3. Invite an adult member of the ward/branch to portray the Prophet Joseph Smith. Ask him to explain the change in the Prophet as he learned to trust in the Lord. Have him discuss the loss of the 116 pages that were given to Martin Harris. (See D&C 3:heading, D&C 3:7–8.) Also have him tell about Joseph’s rebuking the guards during his imprisonment. (See “Joseph Smith Rebukes the Guards,” Primary 5 manual, p. 182.) Ask the member to discuss how the children will grow in trust of the Lord as they keep His commandments and “stand as witnesses of God at all times and in all things, and in all places” (Mosiah 18:9).
4. Explain that early Latter-day Saints moved many times because they were persecuted. Play a game about the things a pioneer might take on his journey to Zion. Say, “I am going to Zion, and I’m taking a hammer” (make a hammering motion with your hands). The next person in the circle says, “I’m going to Zion, and I’m taking a hammer (make hammering motion) “and a needle” (make the motion of drawing a needle through fabric), etc.

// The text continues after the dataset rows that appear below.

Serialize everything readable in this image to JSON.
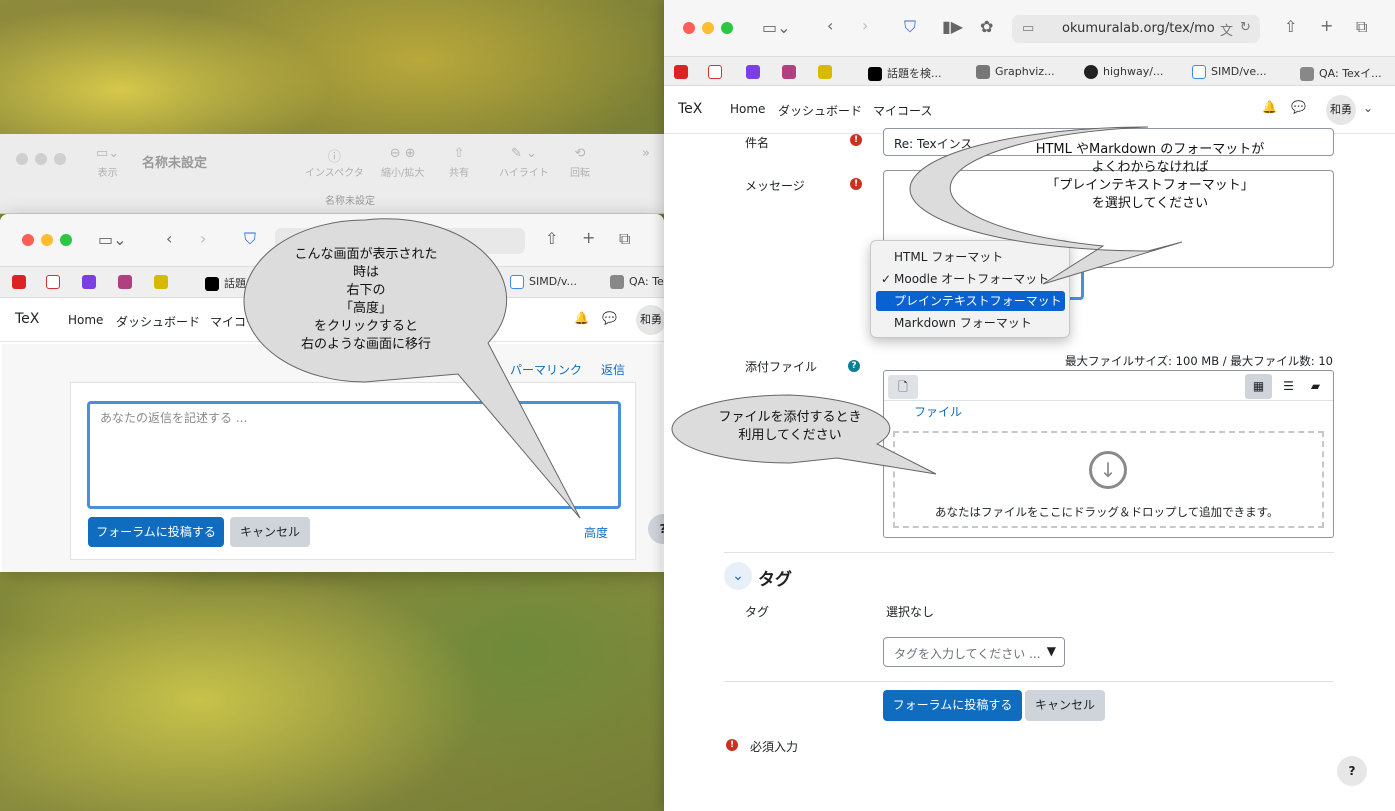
{
  "preview": {
    "title": "名称未設定",
    "filename": "名称未設定",
    "tools": [
      "表示",
      "インスペクタ",
      "縮小/拡大",
      "共有",
      "ハイライト",
      "回転"
    ]
  },
  "small_window": {
    "tabs": [
      "話題を",
      "SIMD/v...",
      "QA: Te"
    ],
    "nav": {
      "brand": "TeX",
      "items": [
        "Home",
        "ダッシュボード",
        "マイコー"
      ],
      "avatar": "和勇"
    },
    "permalink": "パーマリンク",
    "reply": "返信",
    "placeholder": "あなたの返信を記述する ...",
    "post_button": "フォーラムに投稿する",
    "cancel_button": "キャンセル",
    "advanced_link": "高度",
    "help": "?"
  },
  "big_window": {
    "url": "okumuralab.org/tex/mo",
    "tabs": [
      "話題を検...",
      "Graphviz...",
      "highway/...",
      "SIMD/ve...",
      "QA: Texイ..."
    ],
    "nav": {
      "brand": "TeX",
      "items": [
        "Home",
        "ダッシュボード",
        "マイコース"
      ],
      "avatar": "和勇"
    },
    "subject_label": "件名",
    "subject_value": "Re: Texインス",
    "message_label": "メッセージ",
    "format_menu": [
      {
        "label": "HTML フォーマット",
        "checked": false,
        "selected": false
      },
      {
        "label": "Moodle オートフォーマット",
        "checked": true,
        "selected": false
      },
      {
        "label": "プレインテキストフォーマット",
        "checked": false,
        "selected": true
      },
      {
        "label": "Markdown フォーマット",
        "checked": false,
        "selected": false
      }
    ],
    "attach_label": "添付ファイル",
    "max_size": "最大ファイルサイズ: 100 MB / 最大ファイル数: 10",
    "files_link": "ファイル",
    "drop_text": "あなたはファイルをここにドラッグ＆ドロップして追加できます。",
    "tags_section": "タグ",
    "tags_label": "タグ",
    "tags_none": "選択なし",
    "tags_placeholder": "タグを入力してください ...",
    "post_button": "フォーラムに投稿する",
    "cancel_button": "キャンセル",
    "required": "必須入力",
    "help": "?"
  },
  "callouts": {
    "left": "こんな画面が表示された\n時は\n右下の\n「高度」\nをクリックすると\n右のような画面に移行",
    "format": "HTML やMarkdown のフォーマットが\nよくわからなければ\n「プレインテキストフォーマット」\nを選択してください",
    "file": "ファイルを添付するとき\n利用してください"
  }
}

To play another game, have everyone stand, then repeat, in rhythm and with the indicated actions, each of these phrases: (1) We’re going to walk to Zion (pat your knees—right, left, right, left); (2) We’ll have to walk through tall grass (rub the palms of your hands together); (3) We’ll have to swim through rivers (make swimming motions with your arms); (4) We’ll have to push a handcart (make pushing motions while groaning); (5) We’ll sing around the campfire (beat a 4/4 conducting pattern); (6) We’ll have to climb the mountains (take four giant steps in place); (7) We’ll have to help each other (shake hands with your neighbor); (8) And when we finish walking (pat your knees—right, left, right, left); (9) We’ll all kneel down together (kneel on or touch right knee, then left knee); (10) And thank our Heavenly Father (fold arms and bow head).

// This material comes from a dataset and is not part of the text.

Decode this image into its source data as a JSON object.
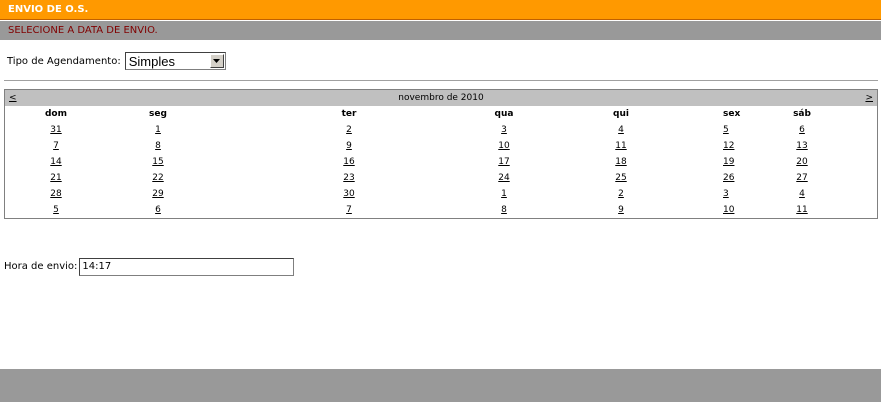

5. Write the names of the children on slips of paper or Popsicle sticks and place them in a container. Sing “Dare to Do Right” (Children’s Songbook, p. 158). Have each class write on paper three or four situations that would require a Church member to “dare to do right.” Place these situations in another container. Invite a child to select both the name of a child and a situation. Have the child whose name is selected explain how he would choose the right in that situation. Explain that everyone can do what is right, even when those around him choose differently. Ask the children to share this activity with their families during family home evening.
6. Explain that it is important to keep the commandments, even when others around them are not. Help the children understand what it means to endure to the end and why it is important. Read and discuss “The Peanut Race,” (Friend, May 1996, pp. 27–29). Suggest that they share this story with their families.
7. For additional resources on “I will have the courage to be obedient and choose the right, even when others around me choose differently,” see the following from the Friend: “Danny’s Own Lions’ Den,” Jan. 1994, pp. 2–4; “The Choice,” July 1994, pp. 8–10; “R.A.D.A.R.,” Apr. 1995, pp. 42–43; “Lost and Found,” July 1995, pp. 2–4.